Il dato statistico raccolto da Inail, Inps e Ispettorato del lavoro parla chiaro: negli ultimi tre anni il numero dei lavoratori completamente in nero, cioè senza alcun contratto e senza essere iscritti a libro paga, è aumentato esponenzialmente, raggiungendo quota 1067 ovvero il 73 % del totale dei lavoratori non regolari che sono 1461. Questo è un dato approssimato abbondantemente per difetto, in quanto riguarda solo le aziende visitate dagli ispettori, circa 2600. I settori più esposti sono il terziario (ristorazione, pubblici esercizi, commercio al dettaglio, estetisti parrucchieri, dentisti e altri studi professionali, cooperative di lavoro nel settore delle pulizie, sanità privata) e l’artigianato (metalmeccanico, tessile ed edile).
(foto da sinistra: Marco Molteni, Gianmarco Martignoni, Sergio Moia e Ivana Brunato)

I lavoratori non regolari sono in totale 4639. Escluse le irregolarità dovute a errori sui premi assicurativi da parte delle aziende (non sempre dolosi) rimangono le situazioni più gravi: lavoro nero, appunto, premi fuori busta, rapporti di lavoro improprio, contratti fasulli, lavoro minorile, stage camuffati, falso lavoro autonomo e falsi artigiani.  In tutta la provincia ci sono 800 lavoratori circa che stanno facendo il tirocinio. Controllando un solo grosso gruppo di distribuzione sono stati trovati dodici falsi tirocini, mentre, per modalità, tempi e svolgimento, erano rapporti di lavoro subordinato a tutti gli effetti.

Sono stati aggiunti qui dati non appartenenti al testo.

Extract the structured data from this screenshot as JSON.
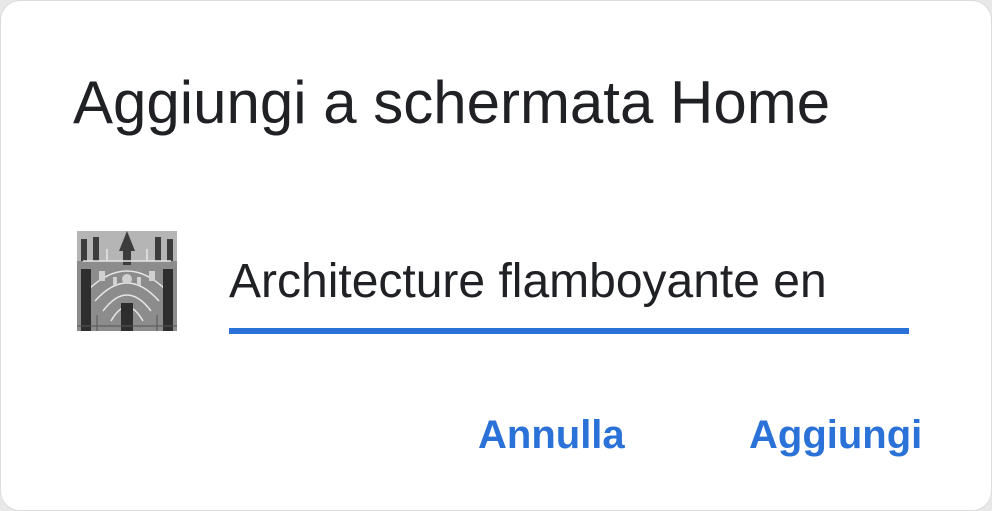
{
  "dialog": {
    "title": "Aggiungi a schermata Home",
    "shortcut_name": "Architecture flamboyante en",
    "thumbnail_icon": "gothic-facade-thumbnail",
    "accent_color": "#2a71d8",
    "buttons": {
      "cancel_label": "Annulla",
      "add_label": "Aggiungi"
    }
  }
}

La situazione del mercato del lavoro non sembra, dunque, essere migliorata dopo l’introduzione della legge 30: «I dati – spiega Ivana Brunato, segretario provinciale della Cgil – indicano che la legge Biagi non ha cambiato la situazione, anzi in tre anni gli irregolari sono aumentati. La cosa paradossale è che l’utilizzo di questa legge all’interno dell’industria è marginale. Quello che manca oggi è la dimensione sociale d’impresa, che appartiene senz’altro alle grandi aziende, ma non a quelle piccole. Se ad esempio si controllasse una Whirlpool non si troverebbe nulla fuori posto».

«La destrutturazione del mercato del lavoro – aggiunge Sergio Moia, segretario provinciale della Cisl – non ha fatto emergere il lavoro irregolare. La flessibilità in un’epoca globalizzata puo’ essere utile, ma ci dobbiamo chiedere come realizzarla. Se aumenta il lavoro nero vuol dire che la via va corretta. Penso anche che le associazioni imprenditoriali debbano fare più cultura tra i loro associati, l’evasione contributiva non puo’ essere una chance competitiva».

Per una volta tanto, quando si parla di  ispezioni nei luoghi di lavoro, il tallone d’achille non è rappresentato dalla carenza di organico. Il personale dell’ispettorato, grazie all’ultimo concorso, è infatti quasi raddoppiato, passando da 19 a 37 ispettori. Un buon numero considerato che a livello regionale sono 236 e 850 su tutto il territorio nazionale. Il fatto nuovo di quest’anno è che accanto alla pianificazione dell’ispettorato del lavoro, che viene stabilita da Roma, è stata affiancata la pianificazione locale su indicazione dei sindacati.

Un altro dato preoccupante è l’alta percentuale di lavoratori stranieri tra gli irregolari: «La Bossi Fini ha fallito – spiega Gianmarco Martignoni -. Noi chiediamo che si ritorni alla Turco-Napolitano, una legge meno iniqua ma soprattutto che permette al lavoratore straniero di emergere dal lavoro nero, mentre oggi è in balia del proprio datore di lavoro che puo’ decidere di lasciarlo in questo stato anche dopo la sanatoria. Inoltre, nel caso venga scoperto viene denunciato alla procura  e rischia l’espulsione. Una vera beffa».

«All’interno del Cles  (Comitato per il lavoro e l’emersione del sommerso) – conclude Marco Molteni, segretario provinciale della Uil – il sindacato ha dato delle indicazioni utili rispetto ai settori dove intensificare i controlli. Sulle affermazioni di Confindustria circa le assunzioni di responsabilità del sindacato, non tengono conto che il sindacato quando firma un contratto si assume diritti e doveri. Forse ciò che gli imprenditori vogliono non è tanto una flessibilità in entrata quanto una flessibilità in uscita».